If your thing is short enough, it shouldn't be too hard to get people to read the whole thing and give you structural/pacing feedback, since ultimately that's what your question is. A 3k word short story will need to be paced differently than a 30k word novella.
 

jacksimmons

Scribe
Thanks for the feedback Chasejxyz

But this "conflict" should be apparent from very early on. We should see this family being chased or harassed by this monster, even if they don't know what it is exactly.

This is what I figured so I have referenced the conflict and hinted from just a few sentences in and then throughout. They are harassed by the monster by the second or third page, and by 4-5k in the exact nature of the creature and its link to their past is revealed. Your feedback here has been incredibly useful and encouraging as it seems we are sort of on the same page. Thank you!

I am gonna answer your questions even though they were sort of rhetorical. It is pretty handy.

What's more important is what this scary thing has to do with the terrible thing they did, like does it connect to their guilt? Is it their punishment for what they did?

The scary thing directly relates to their guilt as it is a demon summoned from injustice. Essentially, they have done something bad in the past and this creature is their punishment.

Is there a way for them to escape this, to repent?

The story is about a mother (Alys) and a daughter (Elia) and the husband that is caught in between. They live on a planet under rule of a tyrannical vampiric empire that regularly 'harvests' the population in big festivals. Four years earlier the vampires came for their daughter Elia but they instead gave up the daughter of their deceased friends, with whom they had been entrusted, in her place.

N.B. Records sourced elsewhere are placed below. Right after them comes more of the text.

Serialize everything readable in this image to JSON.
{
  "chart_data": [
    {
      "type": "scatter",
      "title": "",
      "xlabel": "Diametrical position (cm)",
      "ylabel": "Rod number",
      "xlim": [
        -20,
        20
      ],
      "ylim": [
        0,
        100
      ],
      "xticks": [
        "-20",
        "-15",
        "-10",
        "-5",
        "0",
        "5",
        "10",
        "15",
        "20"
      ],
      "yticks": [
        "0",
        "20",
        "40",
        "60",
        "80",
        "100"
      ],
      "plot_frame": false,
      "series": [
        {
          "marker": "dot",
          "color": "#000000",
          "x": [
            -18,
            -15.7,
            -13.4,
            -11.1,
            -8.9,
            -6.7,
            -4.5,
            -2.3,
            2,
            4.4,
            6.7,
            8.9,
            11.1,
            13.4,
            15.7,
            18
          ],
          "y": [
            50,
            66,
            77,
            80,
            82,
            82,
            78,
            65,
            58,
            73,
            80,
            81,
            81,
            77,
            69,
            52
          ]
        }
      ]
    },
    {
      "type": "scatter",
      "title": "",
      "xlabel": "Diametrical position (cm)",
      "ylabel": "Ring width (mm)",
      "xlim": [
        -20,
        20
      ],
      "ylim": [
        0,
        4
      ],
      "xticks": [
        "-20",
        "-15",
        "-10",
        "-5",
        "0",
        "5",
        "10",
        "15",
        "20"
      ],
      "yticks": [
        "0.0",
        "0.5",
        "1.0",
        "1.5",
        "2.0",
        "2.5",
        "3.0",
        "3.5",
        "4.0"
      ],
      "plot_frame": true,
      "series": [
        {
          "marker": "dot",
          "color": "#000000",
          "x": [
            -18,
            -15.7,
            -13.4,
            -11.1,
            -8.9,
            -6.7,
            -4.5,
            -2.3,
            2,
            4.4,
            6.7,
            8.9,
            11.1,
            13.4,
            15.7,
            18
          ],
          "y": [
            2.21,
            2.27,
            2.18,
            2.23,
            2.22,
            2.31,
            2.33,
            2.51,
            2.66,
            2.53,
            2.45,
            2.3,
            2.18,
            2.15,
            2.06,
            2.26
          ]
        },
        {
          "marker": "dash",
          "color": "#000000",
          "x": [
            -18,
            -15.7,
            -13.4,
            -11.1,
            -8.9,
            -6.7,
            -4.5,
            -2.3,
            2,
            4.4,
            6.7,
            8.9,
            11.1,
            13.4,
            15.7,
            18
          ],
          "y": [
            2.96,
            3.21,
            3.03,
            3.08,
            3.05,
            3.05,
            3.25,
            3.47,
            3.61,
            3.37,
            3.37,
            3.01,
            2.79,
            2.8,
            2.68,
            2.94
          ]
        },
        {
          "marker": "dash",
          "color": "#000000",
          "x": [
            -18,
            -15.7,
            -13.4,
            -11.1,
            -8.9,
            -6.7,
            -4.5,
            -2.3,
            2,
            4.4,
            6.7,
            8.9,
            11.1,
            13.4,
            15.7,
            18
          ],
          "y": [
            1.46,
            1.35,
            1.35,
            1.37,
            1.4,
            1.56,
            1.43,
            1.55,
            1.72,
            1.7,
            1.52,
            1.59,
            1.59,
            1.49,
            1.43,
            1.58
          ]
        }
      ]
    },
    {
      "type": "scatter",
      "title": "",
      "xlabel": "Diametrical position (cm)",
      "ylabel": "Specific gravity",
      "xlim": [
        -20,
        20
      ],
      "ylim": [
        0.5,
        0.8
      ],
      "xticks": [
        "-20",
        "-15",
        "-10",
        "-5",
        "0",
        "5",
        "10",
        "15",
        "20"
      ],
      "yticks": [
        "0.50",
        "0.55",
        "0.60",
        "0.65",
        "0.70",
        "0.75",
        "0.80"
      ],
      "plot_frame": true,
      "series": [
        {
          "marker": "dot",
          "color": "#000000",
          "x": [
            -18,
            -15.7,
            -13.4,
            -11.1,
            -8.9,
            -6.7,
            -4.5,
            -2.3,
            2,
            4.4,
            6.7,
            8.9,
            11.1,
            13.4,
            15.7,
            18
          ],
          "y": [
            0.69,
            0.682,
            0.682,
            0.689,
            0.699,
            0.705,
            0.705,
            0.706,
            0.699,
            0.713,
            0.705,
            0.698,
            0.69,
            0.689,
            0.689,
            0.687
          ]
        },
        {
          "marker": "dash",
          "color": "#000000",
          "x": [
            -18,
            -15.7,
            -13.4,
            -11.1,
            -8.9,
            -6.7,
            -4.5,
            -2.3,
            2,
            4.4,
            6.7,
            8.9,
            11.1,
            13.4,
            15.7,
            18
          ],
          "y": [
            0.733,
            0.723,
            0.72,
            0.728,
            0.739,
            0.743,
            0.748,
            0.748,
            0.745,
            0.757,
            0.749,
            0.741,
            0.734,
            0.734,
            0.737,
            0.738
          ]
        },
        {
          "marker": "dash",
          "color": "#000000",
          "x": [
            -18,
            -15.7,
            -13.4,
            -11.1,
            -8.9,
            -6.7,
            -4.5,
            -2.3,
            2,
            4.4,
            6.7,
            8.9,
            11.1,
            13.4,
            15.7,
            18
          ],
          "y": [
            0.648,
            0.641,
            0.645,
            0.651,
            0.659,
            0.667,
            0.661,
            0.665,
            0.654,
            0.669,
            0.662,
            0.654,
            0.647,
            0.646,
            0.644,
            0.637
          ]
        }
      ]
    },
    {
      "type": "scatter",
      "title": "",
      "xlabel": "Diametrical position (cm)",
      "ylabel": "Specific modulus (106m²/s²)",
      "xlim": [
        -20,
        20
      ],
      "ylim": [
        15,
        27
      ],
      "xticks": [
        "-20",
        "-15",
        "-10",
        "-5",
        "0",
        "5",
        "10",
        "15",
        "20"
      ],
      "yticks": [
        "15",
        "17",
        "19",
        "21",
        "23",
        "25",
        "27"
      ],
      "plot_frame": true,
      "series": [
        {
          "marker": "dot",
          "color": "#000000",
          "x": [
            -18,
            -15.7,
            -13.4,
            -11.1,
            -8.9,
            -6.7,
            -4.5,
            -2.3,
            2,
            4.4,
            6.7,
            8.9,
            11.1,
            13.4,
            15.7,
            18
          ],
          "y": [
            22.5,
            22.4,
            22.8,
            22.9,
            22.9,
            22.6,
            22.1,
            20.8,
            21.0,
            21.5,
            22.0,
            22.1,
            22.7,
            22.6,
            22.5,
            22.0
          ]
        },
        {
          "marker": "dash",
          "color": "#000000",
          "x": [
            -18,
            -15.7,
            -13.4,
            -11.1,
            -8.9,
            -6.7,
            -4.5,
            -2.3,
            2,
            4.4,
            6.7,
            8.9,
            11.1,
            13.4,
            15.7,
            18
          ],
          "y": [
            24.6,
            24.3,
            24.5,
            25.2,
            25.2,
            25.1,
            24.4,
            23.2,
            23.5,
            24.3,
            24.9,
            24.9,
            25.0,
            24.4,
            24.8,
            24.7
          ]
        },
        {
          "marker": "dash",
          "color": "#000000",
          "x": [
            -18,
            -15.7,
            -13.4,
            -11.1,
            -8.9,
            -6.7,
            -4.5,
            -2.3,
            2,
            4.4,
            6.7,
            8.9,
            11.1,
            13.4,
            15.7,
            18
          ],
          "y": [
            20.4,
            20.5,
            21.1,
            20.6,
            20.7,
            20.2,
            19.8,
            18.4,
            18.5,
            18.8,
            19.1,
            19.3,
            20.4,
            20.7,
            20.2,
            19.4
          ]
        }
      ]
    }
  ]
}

Alys suffers from postnatal depression and detachment and thematically the creature is a metaphor for this. It possesses the daughter and harasses Alys and as a result Alys has never been able to love Elia. She even goes as far as to imagine removing Elia from their life, and makes plans to poison her if she is unable to fix their situation.

And since your story is shorter, what's the big emotional turn/resolution?

Alys goes on a journey to rid herself of the creature. The emotional resolution is essentially that Alys, in the end, despite her lack of love, realises she must sacrifice herself for Elia in order to undo the curse. She saves Elia from the vampires (known as the Huntahn Brotherhood) and she herself dies. This breaks the curse and saves Elia and her husband and is a sort of redemption for Alys.

Thanks again!
 

Gwynndamere

Dreamer
I agree with Chasejxyz lots of great ways to build suspense and show the conflict & how it affects the family (and how they respond to it) without revealing the Monster.
I read what you posted and it's good. The changing of the creature and the girl, keeps you in suspense. I can imagine the journey will be fraught with possibilities!
 

jacksimmons

Scribe
I agree with Chasejxyz lots of great ways to build suspense and show the conflict & how it affects the family (and how they respond to it) without revealing the Monster.
I read what you posted and it's good. The changing of the creature and the girl, keeps you in suspense. I can imagine the journey will be fraught with possibilities!

Thanks for reading Gwynndamere! Much appreciated! I am glad it was more 'suspenseful' and less 'frustrating'.